A magnet arrangement for detecting the angle of rotation of a mechanical shaft is known, for example, from the patent U.S. Pat. No. 4,810,967. In this case, the magnet arrangement comprises a magnetic ring which is slipped onto a shaft. The magnetic ring is provided with a magnetic coding around its periphery which is read by at least one magnetic field sensor. Because the magnetic ring with its magnetic coding is slipped onto the shaft, it makes the cylinder jacket surface of the shaft appear bigger and effects a considerable increase in the local diameter of the component comprised of shaft and magnetic ring at the location of the magnetic ring. Such a shaft can only be fitted into arrangements in which there is a sufficiently large space available to house the additional magnetic ring.
A further disadvantage of a shaft with a magnet arrangement such as in U.S. Pat. No. 4,810,967 lies in the expensive coding of the magnetic ring around the periphery. In this case, the attainable angular resolution depends upon the fineness of the coding and the number of individual magnetized zones. The greater the number of magnetized zones, the greater the angular resolution. However, a large number of magnetized zones means that the ring has a large circumference with the previously mentioned design disadvantages. Apart from that, such magnetic scale codings require a great deal of time and money.
A further disadvantage of mechanical shafts with scale codings attached to their cylinder jacket surfaces is that the cylinder jacket surface can no longer transmit any power at the location of the scale coding. This means a substantial design limitation if, for example, the cylinder jacket surface of the shaft is to be equipped with a gear for power transmission.
The object of the invention is therefore to propose a mechanical shaft with an integrated magnet arrangement which, together with a magnetic field sensor, enables the angle of rotation position of the shaft to be detected. In so doing, the magnet arrangement should not require any additional structural space in order to fit the mechanical shaft into an arrangement and its design should be kept as simple as possible.
In accordance with the invention, this task is solved by the features of the independent claim. Further advantageous embodiments are contained in the subclaims.
The solution is achieved by fitting a permanent magnet, a non-magnetic screening and at least two pole shoes into a recess in the face of the shaft end. The magnetic field of the permanent magnet is shaped by a non-magnetic screening and by a special arrangement of additional pole shoes. The non-magnetic screening encloses the permanent magnet and the pole shoes like a box with four side walls and a bottom plate, and screens the magnetic field of the permanent magnet from the material of the mechanical shaft. If the material of the mechanical shaft is made of a non-magnetic material then there is no need for additional screening. In this case, the magnet arrangement of permanent magnet and pole shoes is fitted directly into the recess in the face of the shaft. Together with the oblong permanent magnet, the pole shoes form a U-shaped arrangement, in which the pole shoes form the two legs of this U-shaped arrangement and the linear permanent magnet the connecting yoke. In this way, a uniformly homogeneous magnetic field is created between the two free legs of the pole shoes with very good parallel alignment of the field lines. A direction-sensitive magnetic field sensor securely fitted between the free legs of the pole shoes produces, in the case of a rotational movement of the mechanical shaft and the thereby inevitably linked change in the direction of the magnetic field between the legs of the pole shoes, a sinusoidal signal whose value is a measure for the angle of rotation of the shaft corresponding to the trigonometrical functions.

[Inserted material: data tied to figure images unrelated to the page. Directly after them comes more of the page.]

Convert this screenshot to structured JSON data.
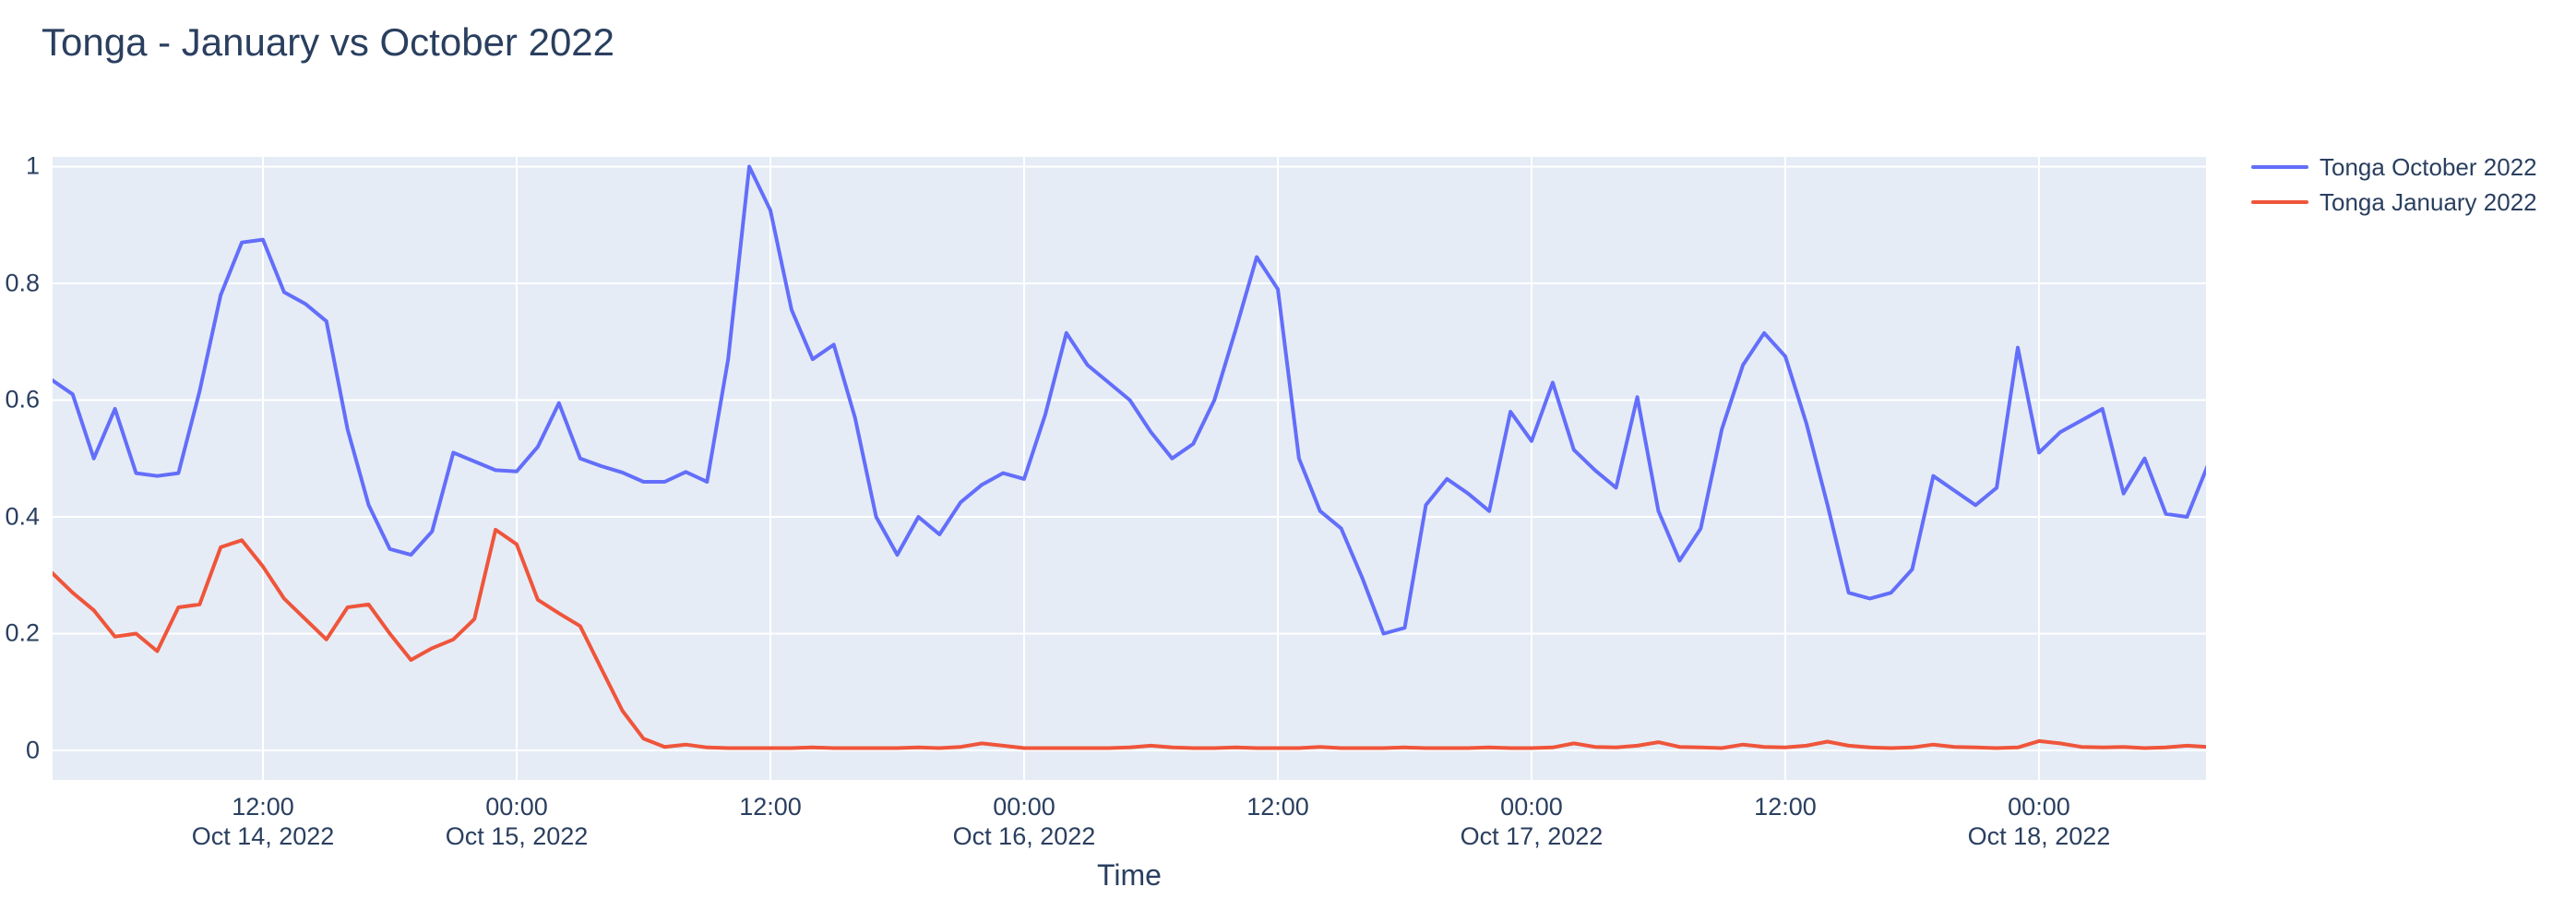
{
  "chart_data": {
    "type": "line",
    "title": "Tonga - January vs October 2022",
    "xlabel": "Time",
    "ylabel": "",
    "grid": true,
    "legend_position": "top-right-outside",
    "colors": {
      "plot_background": "#e5ecf6",
      "grid": "#ffffff",
      "text": "#2a3f5f",
      "series_october": "#636efa",
      "series_january": "#ef553b"
    },
    "x_unit": "hours since Oct 14, 2022 00:00",
    "x_range": [
      2.05,
      103.9
    ],
    "y_range": [
      -0.0506,
      1.0166
    ],
    "y_ticks": [
      {
        "value": 0,
        "label": "0"
      },
      {
        "value": 0.2,
        "label": "0.2"
      },
      {
        "value": 0.4,
        "label": "0.4"
      },
      {
        "value": 0.6,
        "label": "0.6"
      },
      {
        "value": 0.8,
        "label": "0.8"
      },
      {
        "value": 1,
        "label": "1"
      }
    ],
    "x_ticks": [
      {
        "t": 12,
        "line1": "12:00",
        "line2": "Oct 14, 2022"
      },
      {
        "t": 24,
        "line1": "00:00",
        "line2": "Oct 15, 2022"
      },
      {
        "t": 36,
        "line1": "12:00",
        "line2": ""
      },
      {
        "t": 48,
        "line1": "00:00",
        "line2": "Oct 16, 2022"
      },
      {
        "t": 60,
        "line1": "12:00",
        "line2": ""
      },
      {
        "t": 72,
        "line1": "00:00",
        "line2": "Oct 17, 2022"
      },
      {
        "t": 84,
        "line1": "12:00",
        "line2": ""
      },
      {
        "t": 96,
        "line1": "00:00",
        "line2": "Oct 18, 2022"
      }
    ],
    "series": [
      {
        "name": "Tonga October 2022",
        "color": "#636efa",
        "points": [
          [
            2,
            0.635
          ],
          [
            3,
            0.61
          ],
          [
            4,
            0.5
          ],
          [
            5,
            0.585
          ],
          [
            6,
            0.475
          ],
          [
            7,
            0.47
          ],
          [
            8,
            0.475
          ],
          [
            9,
            0.615
          ],
          [
            10,
            0.78
          ],
          [
            11,
            0.87
          ],
          [
            12,
            0.875
          ],
          [
            13,
            0.785
          ],
          [
            14,
            0.765
          ],
          [
            15,
            0.735
          ],
          [
            16,
            0.55
          ],
          [
            17,
            0.42
          ],
          [
            18,
            0.345
          ],
          [
            19,
            0.335
          ],
          [
            20,
            0.375
          ],
          [
            21,
            0.51
          ],
          [
            22,
            0.495
          ],
          [
            23,
            0.48
          ],
          [
            24,
            0.478
          ],
          [
            25,
            0.52
          ],
          [
            26,
            0.595
          ],
          [
            27,
            0.5
          ],
          [
            28,
            0.487
          ],
          [
            29,
            0.476
          ],
          [
            30,
            0.46
          ],
          [
            31,
            0.46
          ],
          [
            32,
            0.477
          ],
          [
            33,
            0.46
          ],
          [
            34,
            0.67
          ],
          [
            35,
            1.0
          ],
          [
            36,
            0.925
          ],
          [
            37,
            0.755
          ],
          [
            38,
            0.67
          ],
          [
            39,
            0.695
          ],
          [
            40,
            0.57
          ],
          [
            41,
            0.4
          ],
          [
            42,
            0.335
          ],
          [
            43,
            0.4
          ],
          [
            44,
            0.37
          ],
          [
            45,
            0.425
          ],
          [
            46,
            0.455
          ],
          [
            47,
            0.475
          ],
          [
            48,
            0.465
          ],
          [
            49,
            0.575
          ],
          [
            50,
            0.715
          ],
          [
            51,
            0.66
          ],
          [
            52,
            0.63
          ],
          [
            53,
            0.6
          ],
          [
            54,
            0.545
          ],
          [
            55,
            0.5
          ],
          [
            56,
            0.525
          ],
          [
            57,
            0.6
          ],
          [
            58,
            0.72
          ],
          [
            59,
            0.845
          ],
          [
            60,
            0.79
          ],
          [
            61,
            0.5
          ],
          [
            62,
            0.41
          ],
          [
            63,
            0.38
          ],
          [
            64,
            0.295
          ],
          [
            65,
            0.2
          ],
          [
            66,
            0.21
          ],
          [
            67,
            0.42
          ],
          [
            68,
            0.465
          ],
          [
            69,
            0.44
          ],
          [
            70,
            0.41
          ],
          [
            71,
            0.58
          ],
          [
            72,
            0.53
          ],
          [
            73,
            0.63
          ],
          [
            74,
            0.515
          ],
          [
            75,
            0.48
          ],
          [
            76,
            0.45
          ],
          [
            77,
            0.605
          ],
          [
            78,
            0.41
          ],
          [
            79,
            0.325
          ],
          [
            80,
            0.38
          ],
          [
            81,
            0.55
          ],
          [
            82,
            0.66
          ],
          [
            83,
            0.715
          ],
          [
            84,
            0.675
          ],
          [
            85,
            0.56
          ],
          [
            86,
            0.42
          ],
          [
            87,
            0.27
          ],
          [
            88,
            0.26
          ],
          [
            89,
            0.27
          ],
          [
            90,
            0.31
          ],
          [
            91,
            0.47
          ],
          [
            92,
            0.445
          ],
          [
            93,
            0.42
          ],
          [
            94,
            0.45
          ],
          [
            95,
            0.69
          ],
          [
            96,
            0.51
          ],
          [
            97,
            0.545
          ],
          [
            98,
            0.565
          ],
          [
            99,
            0.585
          ],
          [
            100,
            0.44
          ],
          [
            101,
            0.5
          ],
          [
            102,
            0.405
          ],
          [
            103,
            0.4
          ],
          [
            104,
            0.49
          ]
        ]
      },
      {
        "name": "Tonga January 2022",
        "color": "#ef553b",
        "points": [
          [
            2,
            0.305
          ],
          [
            3,
            0.27
          ],
          [
            4,
            0.24
          ],
          [
            5,
            0.195
          ],
          [
            6,
            0.2
          ],
          [
            7,
            0.17
          ],
          [
            8,
            0.245
          ],
          [
            9,
            0.25
          ],
          [
            10,
            0.348
          ],
          [
            11,
            0.36
          ],
          [
            12,
            0.315
          ],
          [
            13,
            0.26
          ],
          [
            14,
            0.225
          ],
          [
            15,
            0.19
          ],
          [
            16,
            0.245
          ],
          [
            17,
            0.25
          ],
          [
            18,
            0.2
          ],
          [
            19,
            0.155
          ],
          [
            20,
            0.175
          ],
          [
            21,
            0.19
          ],
          [
            22,
            0.225
          ],
          [
            23,
            0.378
          ],
          [
            24,
            0.353
          ],
          [
            25,
            0.258
          ],
          [
            26,
            0.235
          ],
          [
            27,
            0.213
          ],
          [
            28,
            0.14
          ],
          [
            29,
            0.068
          ],
          [
            30,
            0.02
          ],
          [
            31,
            0.006
          ],
          [
            32,
            0.01
          ],
          [
            33,
            0.005
          ],
          [
            34,
            0.004
          ],
          [
            35,
            0.004
          ],
          [
            36,
            0.004
          ],
          [
            37,
            0.004
          ],
          [
            38,
            0.005
          ],
          [
            39,
            0.004
          ],
          [
            40,
            0.004
          ],
          [
            41,
            0.004
          ],
          [
            42,
            0.004
          ],
          [
            43,
            0.005
          ],
          [
            44,
            0.004
          ],
          [
            45,
            0.006
          ],
          [
            46,
            0.012
          ],
          [
            47,
            0.008
          ],
          [
            48,
            0.004
          ],
          [
            49,
            0.004
          ],
          [
            50,
            0.004
          ],
          [
            51,
            0.004
          ],
          [
            52,
            0.004
          ],
          [
            53,
            0.005
          ],
          [
            54,
            0.008
          ],
          [
            55,
            0.005
          ],
          [
            56,
            0.004
          ],
          [
            57,
            0.004
          ],
          [
            58,
            0.005
          ],
          [
            59,
            0.004
          ],
          [
            60,
            0.004
          ],
          [
            61,
            0.004
          ],
          [
            62,
            0.006
          ],
          [
            63,
            0.004
          ],
          [
            64,
            0.004
          ],
          [
            65,
            0.004
          ],
          [
            66,
            0.005
          ],
          [
            67,
            0.004
          ],
          [
            68,
            0.004
          ],
          [
            69,
            0.004
          ],
          [
            70,
            0.005
          ],
          [
            71,
            0.004
          ],
          [
            72,
            0.004
          ],
          [
            73,
            0.005
          ],
          [
            74,
            0.012
          ],
          [
            75,
            0.006
          ],
          [
            76,
            0.005
          ],
          [
            77,
            0.008
          ],
          [
            78,
            0.014
          ],
          [
            79,
            0.006
          ],
          [
            80,
            0.005
          ],
          [
            81,
            0.004
          ],
          [
            82,
            0.01
          ],
          [
            83,
            0.006
          ],
          [
            84,
            0.005
          ],
          [
            85,
            0.008
          ],
          [
            86,
            0.015
          ],
          [
            87,
            0.008
          ],
          [
            88,
            0.005
          ],
          [
            89,
            0.004
          ],
          [
            90,
            0.005
          ],
          [
            91,
            0.01
          ],
          [
            92,
            0.006
          ],
          [
            93,
            0.005
          ],
          [
            94,
            0.004
          ],
          [
            95,
            0.005
          ],
          [
            96,
            0.016
          ],
          [
            97,
            0.012
          ],
          [
            98,
            0.006
          ],
          [
            99,
            0.005
          ],
          [
            100,
            0.006
          ],
          [
            101,
            0.004
          ],
          [
            102,
            0.005
          ],
          [
            103,
            0.008
          ],
          [
            104,
            0.006
          ]
        ]
      }
    ]
  }
}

The following principal advantages are achieved through the invention:
The mechanical shaft with an integrated magnet arrangement according to the invention makes a mechanical shaft available whose angle of rotation can be detected without contact. The mechanical shaft according to the invention can be particularly advantageously used where there is no structural space available for an additional measuring arrangement outside the shaft. This makes the mechanical shaft according to the invention particularly suitable as, for example, a component of the rotor of an electric motor or as a component of a toothed wheel gear. Conventional magnetic scale arrangements on the cylinder jacket surface of a drive shaft would normally require a free cylinder jacket surface here, so that the shaft would have to be lengthened to accommodate the scale arrangement in comparison to a drive shaft without scale arrangements.
The design of the magnet arrangement for the mechanical shaft according to the invention can be kept very simple and very small. This also enables the recess for accommodating the magnet arrangement to be kept very small. This is particularly advantageous if the magnet arrangement is recessed into the faces of drive shafts. As a rule, the recess can be kept small in comparison to the dimensions of a drive shaft of a toothed wheel drive or a powerful electric motor, so that the structural mechanical strength properties of the drive shaft are hardly affected by the recess.